Yes! After looking up the height/weight info, it occurred to me: “Wait a minute — did Cleveland’s 1974 road uniforms have NOBs?” Yup, they sure did. So that pretty much eliminates the idea of Carty wearing Gogolewski’s jersey, since the sight of Carty coming the plate with “Gogolewski” on his back would’ve been even more noteworthy than two players wearing the same number in the same game!
Maybe something happened to Carty’s jersey and they had an extra NNOB/32 jersey lying around for him to wear..? At this point, I’m stumped.
What about the radio call from the game in question — can we refer back to that?
Unfortunately, the audio from that game does not appear to be available. All we have is Rizzuto mentioning it in the following day’s game.

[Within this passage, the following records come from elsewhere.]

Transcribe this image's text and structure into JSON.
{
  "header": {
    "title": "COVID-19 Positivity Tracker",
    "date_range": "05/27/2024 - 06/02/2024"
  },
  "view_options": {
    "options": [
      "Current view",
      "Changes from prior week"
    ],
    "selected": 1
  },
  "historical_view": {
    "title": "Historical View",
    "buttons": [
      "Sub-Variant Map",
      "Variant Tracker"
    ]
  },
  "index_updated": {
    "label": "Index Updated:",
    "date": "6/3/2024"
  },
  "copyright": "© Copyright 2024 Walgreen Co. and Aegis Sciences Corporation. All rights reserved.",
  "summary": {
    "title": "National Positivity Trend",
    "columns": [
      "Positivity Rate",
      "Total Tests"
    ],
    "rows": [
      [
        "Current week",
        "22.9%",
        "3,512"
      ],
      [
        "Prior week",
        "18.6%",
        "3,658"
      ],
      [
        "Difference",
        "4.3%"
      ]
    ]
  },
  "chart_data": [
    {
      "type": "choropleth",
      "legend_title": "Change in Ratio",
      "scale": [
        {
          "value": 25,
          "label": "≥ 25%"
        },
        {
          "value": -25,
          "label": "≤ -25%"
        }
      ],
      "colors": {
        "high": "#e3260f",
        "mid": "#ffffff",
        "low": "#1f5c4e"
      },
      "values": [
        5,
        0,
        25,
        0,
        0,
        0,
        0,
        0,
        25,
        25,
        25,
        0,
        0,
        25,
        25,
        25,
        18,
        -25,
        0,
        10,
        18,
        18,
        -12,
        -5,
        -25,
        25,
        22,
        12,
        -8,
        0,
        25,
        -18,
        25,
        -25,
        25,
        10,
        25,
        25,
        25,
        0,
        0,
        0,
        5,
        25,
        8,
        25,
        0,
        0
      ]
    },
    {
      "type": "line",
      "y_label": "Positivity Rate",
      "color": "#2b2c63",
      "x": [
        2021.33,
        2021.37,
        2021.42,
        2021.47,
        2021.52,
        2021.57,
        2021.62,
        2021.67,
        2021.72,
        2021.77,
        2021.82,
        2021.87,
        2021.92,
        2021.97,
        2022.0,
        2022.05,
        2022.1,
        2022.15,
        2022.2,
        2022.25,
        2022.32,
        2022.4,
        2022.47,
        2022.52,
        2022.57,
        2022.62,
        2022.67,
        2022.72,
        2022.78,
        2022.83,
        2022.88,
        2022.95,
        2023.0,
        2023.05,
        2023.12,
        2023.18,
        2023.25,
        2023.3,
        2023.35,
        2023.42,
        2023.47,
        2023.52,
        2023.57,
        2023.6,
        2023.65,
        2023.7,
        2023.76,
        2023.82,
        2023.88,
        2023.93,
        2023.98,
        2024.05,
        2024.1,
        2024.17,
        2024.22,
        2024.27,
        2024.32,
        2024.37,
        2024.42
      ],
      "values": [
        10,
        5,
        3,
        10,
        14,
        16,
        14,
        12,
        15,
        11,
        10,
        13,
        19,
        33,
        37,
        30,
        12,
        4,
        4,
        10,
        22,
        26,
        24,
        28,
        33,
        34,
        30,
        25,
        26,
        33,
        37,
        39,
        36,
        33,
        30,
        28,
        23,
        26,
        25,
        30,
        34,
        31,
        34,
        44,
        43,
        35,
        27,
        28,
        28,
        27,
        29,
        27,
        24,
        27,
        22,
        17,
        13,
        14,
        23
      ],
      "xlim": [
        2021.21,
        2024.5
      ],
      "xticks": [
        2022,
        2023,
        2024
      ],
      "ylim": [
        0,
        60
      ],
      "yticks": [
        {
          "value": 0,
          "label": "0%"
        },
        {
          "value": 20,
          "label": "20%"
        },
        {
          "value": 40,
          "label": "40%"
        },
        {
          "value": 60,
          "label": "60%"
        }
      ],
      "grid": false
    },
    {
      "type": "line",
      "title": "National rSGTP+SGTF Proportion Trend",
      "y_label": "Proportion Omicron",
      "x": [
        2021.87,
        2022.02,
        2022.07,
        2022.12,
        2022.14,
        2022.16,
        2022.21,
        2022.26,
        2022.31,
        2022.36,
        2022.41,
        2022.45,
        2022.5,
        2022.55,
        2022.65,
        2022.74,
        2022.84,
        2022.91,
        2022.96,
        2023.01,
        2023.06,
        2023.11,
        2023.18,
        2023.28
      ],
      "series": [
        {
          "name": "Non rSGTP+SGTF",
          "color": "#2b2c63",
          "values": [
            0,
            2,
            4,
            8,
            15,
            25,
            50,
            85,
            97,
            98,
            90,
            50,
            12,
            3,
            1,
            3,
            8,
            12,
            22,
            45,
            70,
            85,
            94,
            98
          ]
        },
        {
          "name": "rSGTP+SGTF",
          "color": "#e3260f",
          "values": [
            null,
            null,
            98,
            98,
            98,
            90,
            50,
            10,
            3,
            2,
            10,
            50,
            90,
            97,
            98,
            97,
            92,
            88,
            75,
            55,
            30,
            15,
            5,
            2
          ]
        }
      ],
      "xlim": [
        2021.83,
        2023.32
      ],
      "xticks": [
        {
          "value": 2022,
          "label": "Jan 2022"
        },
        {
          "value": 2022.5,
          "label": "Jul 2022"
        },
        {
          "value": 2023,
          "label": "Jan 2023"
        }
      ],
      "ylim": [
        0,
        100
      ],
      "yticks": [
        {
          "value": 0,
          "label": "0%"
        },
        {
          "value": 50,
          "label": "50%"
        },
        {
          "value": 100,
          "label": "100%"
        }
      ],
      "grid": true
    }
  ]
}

Are there any newspaper mentions of this?
You’d think there would be. But I searched on Newspapers.com, which is pretty comprehensive, and came up empty.
Is Rizzuto a reliable narrator here?
Having grown up listening to Phil Rizzuto on the radio, I can confirm that he was very much a character behind the mic — colorful, prone to going off on tangents, sometimes prone to exaggeration. Still, it’s hard to imagine him being so off-base on something as fundamental as this. I’m inclined to believe what he said. We just need to find the backstory. (Unfortunately, Rizzuto died in 2007.)
Could you check with Rico Carty?
Rico Carty is still alive and recently turned 83. I have my doubts about him remembering a pinch-hitting appearance from 48 years ago. I’m also not sure how to get in touch with him. (He had a charitable foundation in the Dominican Republic, but it’s apparently been defunct since 2016.)
So for now, I’m stumped. If anyone knows more, I’m all ears. Meanwhile, it’s an intriguing history mystery.
(Big thanks to Ferdinand Cesarano for bringing this one to my attention.)